这一部分是在前面的学习日记中已经详细阐述过,在这里不多说,直接上代码。

import torch
from torch import nn
from torch.utils.data import DataLoader
from torchvision import datasets
from torchvision.transforms import ToTensor

# 加载数据,可详见学习日记2
training_data = datasets.FashionMNIST(
    root="data",
    train=True,
    download=True,
    transform=ToTensor()
)

test_data = datasets.FashionMNIST(
    root="data",
    train=False,
    download=True,
    transform=ToTensor()
)

# dataloader的使用,可详见学习日记2
train_dataloader = DataLoader(training_data, batch_size=64)
test_dataloader = DataLoader(test_data, batch_size=64)


#搭建神经网络,可详见学习日记4
class NeuralNetwork(nn.Module):
    def __init__(self):
        super().__init__()
        self.flatten = nn.Flatten()
        self.linear_relu_stack = nn.Sequential(
            nn.Linear(28*28, 512),
            nn.ReLU(),
            nn.Linear(512, 512),
            nn.ReLU(),
            nn.Linear(512, 10),
        )

    def forward(self, x):
        x = self.flatten(x)
        logits = self.linear_relu_stack(x)
        return logits

model = NeuralNetwork()

二.超参数

超参数就是可以调整的参数,从而控制优化过程。

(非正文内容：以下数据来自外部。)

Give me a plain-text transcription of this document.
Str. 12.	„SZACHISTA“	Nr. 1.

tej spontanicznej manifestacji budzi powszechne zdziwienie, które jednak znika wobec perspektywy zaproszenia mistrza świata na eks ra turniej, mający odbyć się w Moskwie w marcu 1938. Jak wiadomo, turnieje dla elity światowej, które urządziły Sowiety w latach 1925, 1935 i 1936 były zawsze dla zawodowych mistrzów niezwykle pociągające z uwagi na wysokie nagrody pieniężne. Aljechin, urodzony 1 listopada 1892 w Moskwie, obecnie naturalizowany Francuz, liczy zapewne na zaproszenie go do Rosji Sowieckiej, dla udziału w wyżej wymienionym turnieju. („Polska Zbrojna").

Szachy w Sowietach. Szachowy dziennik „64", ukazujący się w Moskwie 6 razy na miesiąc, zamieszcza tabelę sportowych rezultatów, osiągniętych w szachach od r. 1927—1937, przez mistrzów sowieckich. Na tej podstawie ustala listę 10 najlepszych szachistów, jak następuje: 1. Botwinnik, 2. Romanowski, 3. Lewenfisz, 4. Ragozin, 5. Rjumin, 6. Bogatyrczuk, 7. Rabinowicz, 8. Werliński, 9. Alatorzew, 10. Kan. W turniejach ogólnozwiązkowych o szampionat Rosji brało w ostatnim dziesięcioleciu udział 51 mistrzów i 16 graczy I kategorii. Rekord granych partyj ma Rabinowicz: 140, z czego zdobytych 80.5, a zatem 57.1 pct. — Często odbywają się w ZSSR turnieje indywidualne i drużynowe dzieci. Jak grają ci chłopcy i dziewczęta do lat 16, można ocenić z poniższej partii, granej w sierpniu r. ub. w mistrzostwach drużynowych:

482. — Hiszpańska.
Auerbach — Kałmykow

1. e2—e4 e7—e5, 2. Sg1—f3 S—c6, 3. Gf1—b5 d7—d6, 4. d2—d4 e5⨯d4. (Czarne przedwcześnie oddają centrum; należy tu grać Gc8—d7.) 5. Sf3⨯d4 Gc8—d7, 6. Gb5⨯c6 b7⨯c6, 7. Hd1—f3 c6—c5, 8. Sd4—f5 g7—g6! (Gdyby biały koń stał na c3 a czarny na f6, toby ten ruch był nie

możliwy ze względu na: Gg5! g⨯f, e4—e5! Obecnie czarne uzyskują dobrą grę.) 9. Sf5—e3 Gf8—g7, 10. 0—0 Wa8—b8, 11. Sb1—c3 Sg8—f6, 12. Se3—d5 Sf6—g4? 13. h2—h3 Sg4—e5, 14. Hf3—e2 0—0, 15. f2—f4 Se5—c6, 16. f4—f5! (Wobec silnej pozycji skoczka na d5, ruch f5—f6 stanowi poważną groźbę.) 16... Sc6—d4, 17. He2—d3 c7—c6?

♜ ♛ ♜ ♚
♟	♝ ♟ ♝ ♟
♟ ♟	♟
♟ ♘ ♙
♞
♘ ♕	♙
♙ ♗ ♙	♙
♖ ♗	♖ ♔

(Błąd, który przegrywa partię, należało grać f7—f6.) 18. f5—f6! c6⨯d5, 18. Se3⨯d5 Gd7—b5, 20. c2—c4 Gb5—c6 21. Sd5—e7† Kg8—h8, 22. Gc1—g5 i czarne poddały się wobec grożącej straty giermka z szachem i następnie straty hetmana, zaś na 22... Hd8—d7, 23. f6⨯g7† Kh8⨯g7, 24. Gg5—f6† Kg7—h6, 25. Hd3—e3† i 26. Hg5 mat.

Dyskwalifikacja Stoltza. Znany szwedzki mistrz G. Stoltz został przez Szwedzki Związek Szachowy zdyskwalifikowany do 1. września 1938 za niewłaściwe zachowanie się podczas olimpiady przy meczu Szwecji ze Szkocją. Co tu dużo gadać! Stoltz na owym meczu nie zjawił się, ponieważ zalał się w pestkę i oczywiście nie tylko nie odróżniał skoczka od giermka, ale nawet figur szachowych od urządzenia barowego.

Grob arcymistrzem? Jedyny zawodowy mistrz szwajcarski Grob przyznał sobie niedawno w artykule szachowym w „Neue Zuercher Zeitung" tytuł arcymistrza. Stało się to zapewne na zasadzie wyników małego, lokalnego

不同超参数会影响模型的训练和收敛率。主要介绍如下的超参数。

number of epochs:epoch数,即在数据集上迭代的次数。

batch size:批量大小,即在更新参数之前,通过网络传播的数据样本的数量。

learning rate:学习率,在每个批次更新模型参数的程度。较小的值产生缓慢的学习速度,而较大的值可能会导致训练期间的不可预测的行为。

# 超参数
learning_rate = 1e-3    # 学习率
batch_size = 64         # 批量大小
epochs = 5              # epoch数

三.优化Loop

每个epoch有两部分组成:train_loop和test_loop

train_loop:在训练数据集上进行迭代,试图收敛到最佳参数。

test_loop:在测试数据集上进行迭代,检查模型性能是否得到提高。

为了让大家有更清晰的认识,我们首先来看看代码,只需看大框架即可,不需要看train_loop和test_loop具体里面的内容。目前我们准备好了数据、模型、设置好了超参数,定义好了train_loop和test_loop,之后便是初始化损失函数和优化器,最后就调用train_loop和test_loop。我们首先来看看损失函数和优化器这两个概念。

# train_loop:迭代训练数据集,尝试收敛到最佳参数
def train_loop(dataloader, model, loss_fn, optimizer):
    size = len(dataloader.dataset)   # 训练数据总量
    for batch, (X, y) in enumerate(dataloader):
        # batch迭代的次数938  每次训练输入的是X[64,1,28,28]的张量  y是真实值
        # 计算预测值
        pred = model(X)
        # 计算误差,输出形式为torch.tensor(1.10200)
        loss = loss_fn(pred, y)

        # 梯度归零
        optimizer.zero_grad()
        # 误差反向传播,产生梯度
        loss.backward()
        # 根据梯度下降,调整参数
        optimizer.step()

        # 每迭代100次,输出损失函数值和遍历进度
        if batch % 100 == 0:
            # 用item()获取值
            loss, current = loss.item(), (batch + 1) * len(X)
            print(f"loss: {loss:>7f}  [{current:>5d}/{size:>5d}]")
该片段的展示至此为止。